Absolutely change the oil. Definitely drain off as much fuel as you can and fill it with fresh fuel. How much fuel is in there? Has it ever even been started in the last 1.5 years?
I would check ALL the fluids and tire air pressures. Check at least the condition of Coolant/antifreeze and ATF or Gear Oil.
Honestly, you may just be able to charge the battery, that is, if it was strong before you "garaged it"

I've tried to charge the battery in the past (I've got a trickle/maintenance charger) and no luck. I think the tank is about 3/4 full, thats going to be tough to drain... any tips on that? (how important is it to drain the fuel? is there something I can use to treat it instead?)
 
I'd be more concerned about the gas than the oil so yes, drain the tank and use that crap in your lawnmower or whatever. It will be worth the trouble. Then change the oil and get new battery and check the plugs. Maybe check how much crust on the rotors too. Then see what it needs from there....
 
drain half then fill up. when it's almost empty, put the rest of the old stuff in and fill up with new. No you cannot add anything to the gas that will restore it. the problem is that the chemical composition has changed (mostly lighter stuff evaporating off). the best you can do is dilute it with new gas so it's within the window of running OK. The lawnmower probably will run worse than the car with it. Carbs are much more fickle than EFI all other things being approximately equal.

Yes, make sure all the fluids are at the proper level. If they look/smell OK then drive it a heat cycle (FULL warm up like 20-30 minutes at least) THEN change them (not necessarily smoking hot right when you get home tho). I'd stick to slow speeds around town for the first 10-20 miles. If the car hasn't been moved, the tires probably have flat spots that will knock your fillings out if you hit high speed right away. Make sure they're aired up before you go for a drive and check them for dryrot, especially around the area that was in contact with the floor.

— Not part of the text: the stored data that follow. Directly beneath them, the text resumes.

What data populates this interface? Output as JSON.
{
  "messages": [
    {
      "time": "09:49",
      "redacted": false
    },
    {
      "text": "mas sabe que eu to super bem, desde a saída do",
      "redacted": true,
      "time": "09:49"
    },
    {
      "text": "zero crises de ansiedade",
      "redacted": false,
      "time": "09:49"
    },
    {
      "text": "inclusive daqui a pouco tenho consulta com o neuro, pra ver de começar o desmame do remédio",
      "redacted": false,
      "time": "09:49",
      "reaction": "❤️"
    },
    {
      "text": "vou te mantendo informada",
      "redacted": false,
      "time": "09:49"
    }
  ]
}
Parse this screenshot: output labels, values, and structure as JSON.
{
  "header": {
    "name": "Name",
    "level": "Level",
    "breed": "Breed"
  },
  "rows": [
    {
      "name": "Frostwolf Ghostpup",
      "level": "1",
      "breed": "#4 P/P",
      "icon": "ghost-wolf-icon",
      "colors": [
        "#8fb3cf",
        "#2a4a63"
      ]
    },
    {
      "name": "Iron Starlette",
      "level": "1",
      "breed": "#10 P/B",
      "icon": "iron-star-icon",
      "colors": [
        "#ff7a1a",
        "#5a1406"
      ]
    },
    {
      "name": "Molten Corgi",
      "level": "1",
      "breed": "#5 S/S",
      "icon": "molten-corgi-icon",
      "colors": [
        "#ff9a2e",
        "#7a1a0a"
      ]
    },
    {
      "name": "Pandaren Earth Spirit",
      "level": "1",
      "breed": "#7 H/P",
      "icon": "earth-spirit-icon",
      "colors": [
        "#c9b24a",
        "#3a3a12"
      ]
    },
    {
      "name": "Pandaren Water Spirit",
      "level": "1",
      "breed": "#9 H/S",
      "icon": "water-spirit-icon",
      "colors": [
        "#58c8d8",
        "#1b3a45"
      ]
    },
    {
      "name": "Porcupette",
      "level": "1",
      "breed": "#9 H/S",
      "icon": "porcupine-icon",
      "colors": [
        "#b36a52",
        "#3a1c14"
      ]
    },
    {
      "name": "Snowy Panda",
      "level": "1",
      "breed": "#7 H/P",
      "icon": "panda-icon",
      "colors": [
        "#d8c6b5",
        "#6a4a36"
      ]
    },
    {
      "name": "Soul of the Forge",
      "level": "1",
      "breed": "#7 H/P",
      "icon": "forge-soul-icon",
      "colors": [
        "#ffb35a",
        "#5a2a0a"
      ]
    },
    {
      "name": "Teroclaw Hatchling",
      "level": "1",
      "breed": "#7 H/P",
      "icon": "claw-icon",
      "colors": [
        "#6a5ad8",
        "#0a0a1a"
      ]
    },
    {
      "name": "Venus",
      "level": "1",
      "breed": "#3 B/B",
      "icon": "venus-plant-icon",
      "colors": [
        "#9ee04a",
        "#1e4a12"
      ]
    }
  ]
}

Modern cars, especially (hate to say it but) relatively tamely tuned high-volume cars like these, can take a fair amount of abuse.
 
Yea, I am definitely going to completely drain the gas. I'm not sure what to do with 9 gallons of bad gas though.... Any tips on how (siphon vs plug) and what kinda container to put it in?

Should I consider a new fuel filter as well?
 
Fuel filter is in the pump and shouldn't ever need to be replaced.

You can still use the bad gas for starting a fire... A big, big fire
 
craigslist the old fuel... somebody is looking for some....

At ther bare minimum, fresh gas and oil.

However if you want to do it right, and you will be using as a daily driver, anything liquid should be swapped for fresh.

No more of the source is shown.